The deals are expected to close in the first quarter of 2022. Sabal Palm Bank has three branches, $377 million of deposits and $272 million of loans. Business Bank of Florida has one branch, $166 million of deposits and $136 million of loans.
The selling banks “are two highly successful, local community banking franchises,” Charles Shaffer, Seacoast’s president and CEO, said in the release.
“Both institutions are customer-focused franchises with an outstanding reputation for service excellence and deep customer relationships in their markets,” Shaffer added. “We see great opportunity to complement their strengths with Seacoast’s innovation and breadth of offerings to grow our presence and expand our position in two very attractive Florida markets.”
The deals are expected to be 4% accretive to Seacoast’s 2023 earnings. It should take a little over a year to earn back the projected 0.4% dilution to Seacoast’s tangible book value.

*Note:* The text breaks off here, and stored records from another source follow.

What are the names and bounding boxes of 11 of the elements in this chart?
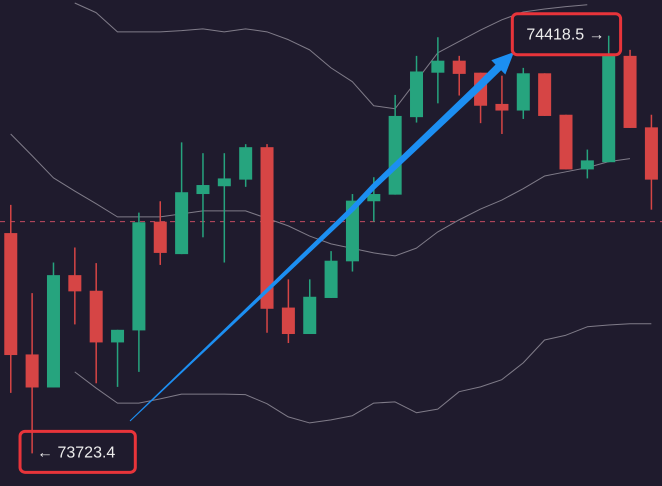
candlestick	[196, 152, 210, 238]
annotation: ← 73723.4	[37, 444, 116, 462]
candlestick	[367, 176, 380, 222]
annotation: 74418.5 →	[526, 26, 605, 44]
candlestick	[452, 55, 466, 96]
candlestick	[495, 74, 508, 135]
candlestick	[68, 246, 82, 326]
candlestick	[218, 152, 231, 264]
candlestick	[580, 148, 594, 180]
candlestick	[431, 36, 444, 104]
candlestick	[111, 329, 124, 388]
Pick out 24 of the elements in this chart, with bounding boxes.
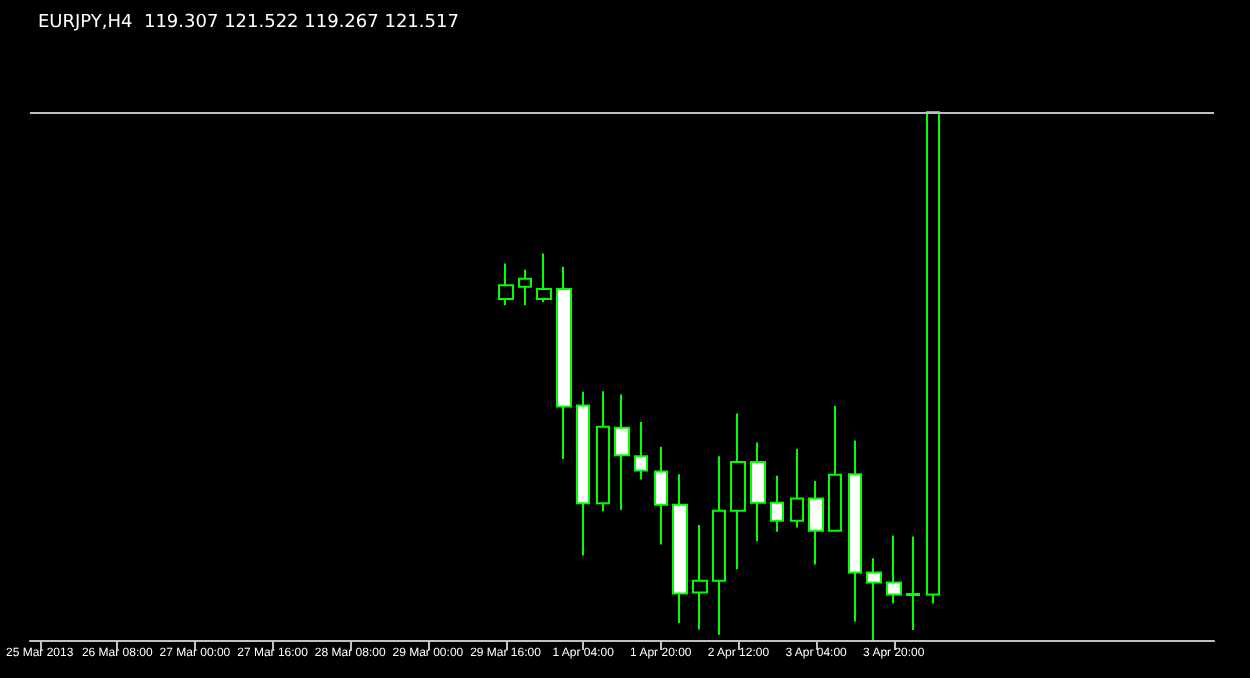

Neil McCurry Jr., Sabal Palm Bancorp’s president and CEO, will become Seacoast’s Sarasota and Manatee County market president.
Seacoast plans to cut 40% of Sabal Palm Bank’s annual noninterest expenses and half of the annual operating costs at Business Bank of Florida.
Seacoast expects to lose $7.7 million in annual interchange income after crossing $10 billion of assets, beginning on July 1, 2023. The company also expects to take an annual $1.5 million his from higher Federal Deposit Insurance Corp. expenses and a lower Federal Reserve dividend. Earnings accretion from the acquisitions should offset 60% of those hits.
Piper Sandler and Alston & Bird advised Seacoast. Hovde Group advised Sabal Palm Bank and Business Bank of Florida. Smith Mackinnon advised Sabal Palm, while Porter Wright Morris & Arthur advised Business Bank of Florida.